Emanuel Epstein

Emanuel Epstein

Fellow: Awarded 1957
Field of Study: Plant Sciences

Competition: US & Canada

U.S. Department of Agriculture

I received my B.S. degree from the University of California at Davis in 1940, having majored in pomology (fruit tree culture). I went on for my M.S. degree, which I obtained in 1941. That gave me a taste for research. I therefore transferred to the Berkeley campus of the university and began a Ph.D. program in plant physiology in the famous Division of Plant Nutrition headed by Dennis R. Hoagland. My studies were interrupted by service in the army and completed in 1950. My major professor was Perry R. Stout, a pioneer in the then novel application of radioisotopes of physiologically important elements to the study of the mineral nutrition of plants. My research dealt with the absorption of the micronutrients iron, manganese, zinc, and copper by tomato plants. I used the radioisotopes iron-55 and iron-59, manganese-52, and zinc-65 as tracers. At the end of my Ph.D. research I was offered, and took, a position in a newly organized unit at the main research installation of the U.S. Department of Agriculture in Beltsville, Maryland. This unit was charged with utilizing radioisotopes for research in plant nutrition; I imagine that I was one of a mere handful of young researchers who were qualified at that time.
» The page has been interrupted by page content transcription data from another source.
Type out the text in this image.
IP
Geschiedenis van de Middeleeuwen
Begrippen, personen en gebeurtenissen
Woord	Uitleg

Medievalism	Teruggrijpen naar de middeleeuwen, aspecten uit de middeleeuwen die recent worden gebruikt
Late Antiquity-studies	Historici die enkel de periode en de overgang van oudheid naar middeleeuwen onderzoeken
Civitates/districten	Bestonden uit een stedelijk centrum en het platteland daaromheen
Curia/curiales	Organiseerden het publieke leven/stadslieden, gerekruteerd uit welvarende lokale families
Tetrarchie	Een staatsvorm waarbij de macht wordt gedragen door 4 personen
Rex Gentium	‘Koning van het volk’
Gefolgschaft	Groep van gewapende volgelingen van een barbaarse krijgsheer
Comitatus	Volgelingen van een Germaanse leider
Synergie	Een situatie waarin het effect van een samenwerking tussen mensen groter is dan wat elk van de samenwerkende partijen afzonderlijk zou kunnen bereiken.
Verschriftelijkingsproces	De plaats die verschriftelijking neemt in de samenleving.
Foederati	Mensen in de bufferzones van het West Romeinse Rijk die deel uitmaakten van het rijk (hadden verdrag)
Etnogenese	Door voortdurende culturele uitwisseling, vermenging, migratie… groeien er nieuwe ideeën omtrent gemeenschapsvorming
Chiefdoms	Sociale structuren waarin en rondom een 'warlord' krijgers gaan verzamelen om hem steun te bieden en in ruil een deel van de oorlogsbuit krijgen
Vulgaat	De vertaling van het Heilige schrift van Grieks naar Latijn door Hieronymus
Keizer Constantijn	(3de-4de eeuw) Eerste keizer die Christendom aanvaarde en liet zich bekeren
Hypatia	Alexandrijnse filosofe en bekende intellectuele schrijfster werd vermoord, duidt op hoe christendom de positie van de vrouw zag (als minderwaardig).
Eight years later, in 1958, I simultaneously received a Guggenheim Fellowship and an offer for a position in the Department of Soils and Plant Nutrition at my old Alma Mater, the University of California at Davis. The university agreed to let me spend time on my Guggenheim Fellowship at the California Institute of Technology in Pasadena, California, in the laboratory of James Bonner, after which I assumed my responsibilities of teaching and doing research at Davis, where I have stayed ever since.

My main research accomplishments are three, all of them achieved through collaboration with graduate students, colleagues, postdoctoral researchers, visiting scientists, and hosts at institutions where I spent sabbaticals. First, I showed that ions of such mineral nutrient elements as potassium, chloride, and others are absorbed by plant roots through cell membrane agents (carriers or transporters) operating through a process akin to enzymatic catalysis, and that for a given element, there are two classes of such transporters that differ in their affinities for the element and other features. Second, I worked on the development, through genetic means, of crop plants (wheat, barley, tomato) capable of tolerating saline conditions, which are prevalent in many areas of California and elsewhere, and in general, on a genetic approach for developing stress-tolerant crops. Third, I did research on the significance of an element considered of no importance by the great majority of plant biologists: silicon. That conventional wisdom notwithstanding, silicon is often highly effective in protecting plants against environmental onslaughts such as diseases, pests, metal toxicities, and many more. My publications span the years 1942-2009.

I am a member of the American Society for the Advancement of Science (Fellow, 1990-1991 President of the Pacific Division, Fifty-Year Life Membership Award); the American Society of Plant Biologists (Charles Reid Barnes Honorary Life Membership Award); the National Academy of Sciences; Sigma Xi; Gamma Sigma Delta; Nature Conservancy; and Save-the-Redwoods League.

I have done my share of the usual obligations: service on committees, editorial boards, organizing committees, as keynote speaker at conferences, and the like.